Und auch Armin Veh, Trainer von Eintracht Frankfurt, gefallen Guardiolas Personalentscheidungen nicht: „Wenn ich mir die Aufstellung der Bayern ansehe – okay für die Liga ist das nicht. Ich finde es nicht in Ordnung, wenn es für Mannschaften noch um die Europa-League-Plätze oder gegen den Abstieg geht. Und ein anderer schenkt das ab.“ Augsburg ist mit dem Sieg näher an den Tabellensiebten FSV Mainz 05 herangekommen, Veh hatte beim 0:5 in München im Februar allerdings selbst Stammspieler wegen drohender Gelbsperre draußen gelassen. Andere Spiele seien im Abstiegskampf wichtiger, hieß es damals aus Frankfurt.

Doch auch einige Bayern-Anhänger sind nach dem Derby sauer. Peinlich sei das in Augsburg gewesen, Guardiola habe sich verzockt, solche Sätze waren zu lesen in Kommentaren auf Facebook und Twitter. Das habe mit Rotation nichts mehr zu tun. Es sei eine C-Elf gewesen, mit Spielern, die nicht mal regelmäßig in der U23 überzeugen, hieß es. „Den Bayern war klar, dass es Diskussionen gibt, wenn es schiefgeht“, sagte Mainz-Manager Christian Heidel.

Der Verantwortliche beim FC Bayern selbst gab offen zu, dass die Liga-saison für ihn gefühlt beendet ist. Guardiola sagte in Augsburg: „Unsere Arbeit in der Bundesliga ist vorbei. Wir haben den Titel im Museum, und er bleibt für immer da. Du kannst nicht immer nur gewinnen. Wenn es wichtig gewesen wäre, wären Philipp, Franck und Arjen dabei gewesen. Wir haben nicht wegen der jungen Spieler verloren. Hojbjerg und Weiser waren die besten.“

Letztere Einschätzung ist äußerst diskutabel. Weiser verlor vor dem 0:1 den Ball, Hojbjerg war vor allem in der ersten Halbzeit zu passiv. Allerdings enttäuschten ebenfalls die erfahrenen Spieler wie Schweinsteiger und Daniel van Buyten, und Guardiolas Gedanke ist auch nachzuvollziehen: Wenn ich diese Talente in der Bundesliga testen will – wann, wenn nicht jetzt?

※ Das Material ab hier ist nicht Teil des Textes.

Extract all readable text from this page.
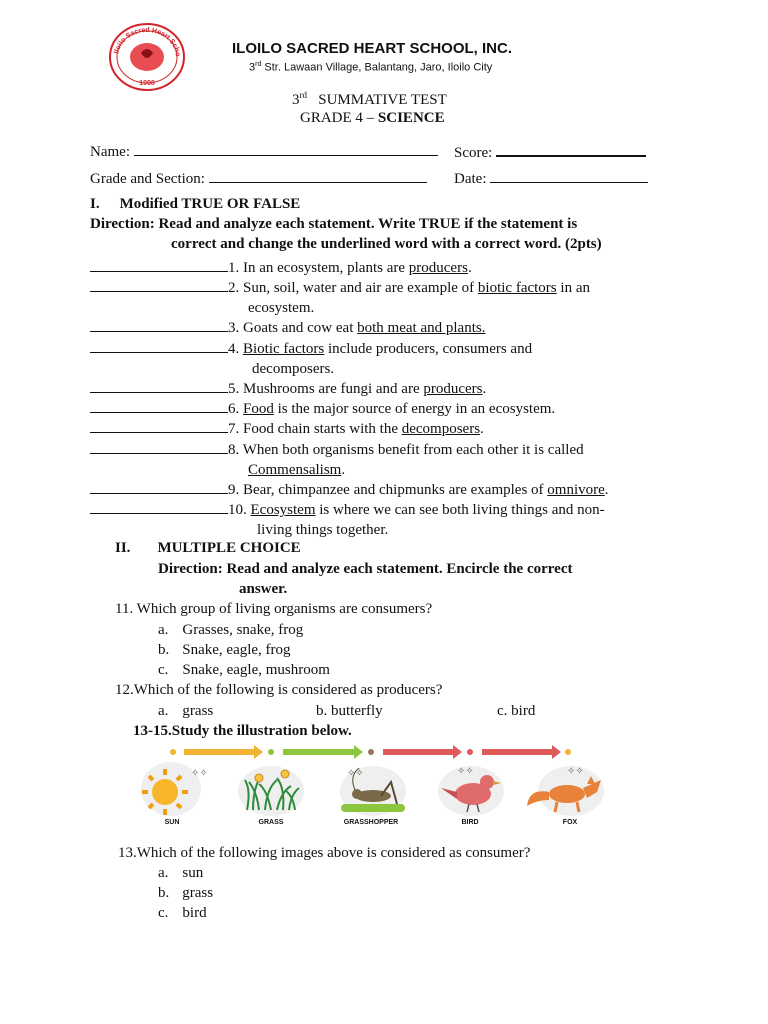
Iloilo Sacred Heart Scho
1998
ILOILO SACRED HEART SCHOOL, INC.
3rd Str. Lawaan Village, Balantang, Jaro, Iloilo City
3rd SUMMATIVE TEST
GRADE 4 – SCIENCE
Name:	Score:
Grade and Section:	Date:
I. Modified TRUE OR FALSE
Direction: Read and analyze each statement. Write TRUE if the statement is
correct and change the underlined word with a correct word. (2pts)
1. In an ecosystem, plants are producers.
2. Sun, soil, water and air are example of biotic factors in an
ecosystem.
3. Goats and cow eat both meat and plants.
4. Biotic factors include producers, consumers and
decomposers.
5. Mushrooms are fungi and are producers.
6. Food is the major source of energy in an ecosystem.
7. Food chain starts with the decomposers.
8. When both organisms benefit from each other it is called
Commensalism.
9. Bear, chimpanzee and chipmunks are examples of omnivore.
10. Ecosystem is where we can see both living things and non-
living things together.
II. MULTIPLE CHOICE
Direction: Read and analyze each statement. Encircle the correct
answer.
11. Which group of living organisms are consumers?
a. Grasses, snake, frog
b. Snake, eagle, frog
c. Snake, eagle, mushroom
12.Which of the following is considered as producers?
a. grass	b. butterfly	c. bird
13-15.Study the illustration below.
✧✧	✧✧	✧✧	✧✧
SUN	GRASS	GRASSHOPPER	BIRD	FOX
13.Which of the following images above is considered as consumer?
a. sun
b. grass
c. bird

Es war die erste Liganiederlage des deutschen Rekordmeisters in dieser Saison, zuvor war er 53 Spiele im nationalen Wettbewerb ungeschlagen gewesen. Die Chance auf eine Spielzeit ohne verlorene Partie ist dahin. Aber Guardiola sieht in den nächsten Wochen nur zwei wichtige Spiele: Das Halbfinale im DFB-Pokal gegen den 1. FC Kaiserslautern am 16. April, und die Partie gegen Manchester United.